Trump transition officials did not respond to a request for comment on how the administration would measure economic success.

In the face of all these challenges, Trump could simply use anecdotal examples of new manufacturing and coal industry jobs, seize on any further increase in wages, decide the jobless rate is now legitimate and declare victory.

“The president-elect judges his own personal wealth based on his own feelings,” Pethokoukis said. “So on any given day, he could just decide based on his feelings that America is great.”
Back in March, Adam Davidson wrote at The New York Times:
As an economic journalist, when trying to explain the idea of rent-seeking, I have always used one quintessential example from the United States — a sector in which markets don’t function, in which excess profits are held by a few. That world is Manhattan real estate development. Twenty-three square miles in area, Manhattan contains roughly 854,000 housing units. But there are many more people than that who want to own property there. A Manhattan pied-à-terre has long been a globally recognized sign of wealth and status — especially in recent years, as billionaires the world over have come to see a Manhattan condo, even one rarely visited, as a vessel for laundered wealth or a hedge against political upheaval at home.
Manhattan real estate development is about as far as it is possible to get, within the United States, from that Econ 101 notion of mutually beneficial transactions. This is not a marketplace characterized by competition and dynamism; instead, Manhattan real estate looks an awful lot more like a Middle Eastern rentier economy. It is a hereditary system. We talk about families, not entrepreneurs. A handful of families have dominated the city’s real estate development for decades: Speyer, Tishman, Durst, Fisher, Malkin, Milstein, Resnick, LeFrak, Rose, Zeckendorf. Having grown up in Manhattan myself, I think of these names the way I heard Middle Easterners speak of the great sheikhs who ran big families in Jordan, Iraq and Syria. These are people of immense power and influence, but their actual skills and abilities are opaque. They do, however, make ‘‘deals.’’

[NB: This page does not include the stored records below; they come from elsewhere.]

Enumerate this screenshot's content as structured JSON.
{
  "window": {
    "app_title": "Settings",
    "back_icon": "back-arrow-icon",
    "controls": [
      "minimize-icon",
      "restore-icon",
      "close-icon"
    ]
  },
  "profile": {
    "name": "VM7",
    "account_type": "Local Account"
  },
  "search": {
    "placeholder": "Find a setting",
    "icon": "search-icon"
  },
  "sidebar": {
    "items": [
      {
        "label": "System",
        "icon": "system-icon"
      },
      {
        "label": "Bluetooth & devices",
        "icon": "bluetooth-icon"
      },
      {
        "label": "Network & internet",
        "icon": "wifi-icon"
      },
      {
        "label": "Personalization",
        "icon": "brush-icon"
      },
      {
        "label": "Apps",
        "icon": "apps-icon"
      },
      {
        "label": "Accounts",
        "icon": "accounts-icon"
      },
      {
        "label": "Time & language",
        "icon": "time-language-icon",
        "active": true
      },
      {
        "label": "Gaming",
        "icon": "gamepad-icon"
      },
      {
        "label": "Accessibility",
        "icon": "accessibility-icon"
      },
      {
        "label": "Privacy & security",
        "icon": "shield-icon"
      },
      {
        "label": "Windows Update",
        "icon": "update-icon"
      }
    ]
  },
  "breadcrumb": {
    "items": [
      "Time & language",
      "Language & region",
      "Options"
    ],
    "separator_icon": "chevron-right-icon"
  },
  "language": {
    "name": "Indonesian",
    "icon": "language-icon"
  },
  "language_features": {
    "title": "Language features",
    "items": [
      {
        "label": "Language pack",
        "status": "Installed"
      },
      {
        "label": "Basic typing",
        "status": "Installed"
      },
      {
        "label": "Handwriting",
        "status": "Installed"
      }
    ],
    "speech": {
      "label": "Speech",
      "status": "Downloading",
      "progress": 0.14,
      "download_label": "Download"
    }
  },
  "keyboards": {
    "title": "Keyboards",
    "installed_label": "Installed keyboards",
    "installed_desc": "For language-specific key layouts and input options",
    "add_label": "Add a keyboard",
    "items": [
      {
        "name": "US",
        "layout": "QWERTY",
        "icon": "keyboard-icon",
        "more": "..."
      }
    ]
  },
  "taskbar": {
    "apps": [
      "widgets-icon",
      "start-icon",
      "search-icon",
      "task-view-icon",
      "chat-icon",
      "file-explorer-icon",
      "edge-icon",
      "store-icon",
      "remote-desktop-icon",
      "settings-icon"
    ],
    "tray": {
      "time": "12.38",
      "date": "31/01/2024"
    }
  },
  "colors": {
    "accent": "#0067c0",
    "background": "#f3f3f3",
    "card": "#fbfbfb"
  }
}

In recent weeks, hearing Trump talk, I’ve realized that his economic worldview is entirely coherent. It makes sense. He is not just a rent-seeker himself; his whole worldview is based on a rent-seeking vision of the economy, in which there’s a fixed amount of wealth that can only be redistributed, never grow. It is a world­view that makes perfect sense for the son of a New York real estate tycoon who grew up to be one, too. Everything he has gotten — as he proudly brags — came from cutting deals. Accepting the notion of a zero-sum world, he set out to grab more than his share. And his policies would push the American economy to conform with that worldview.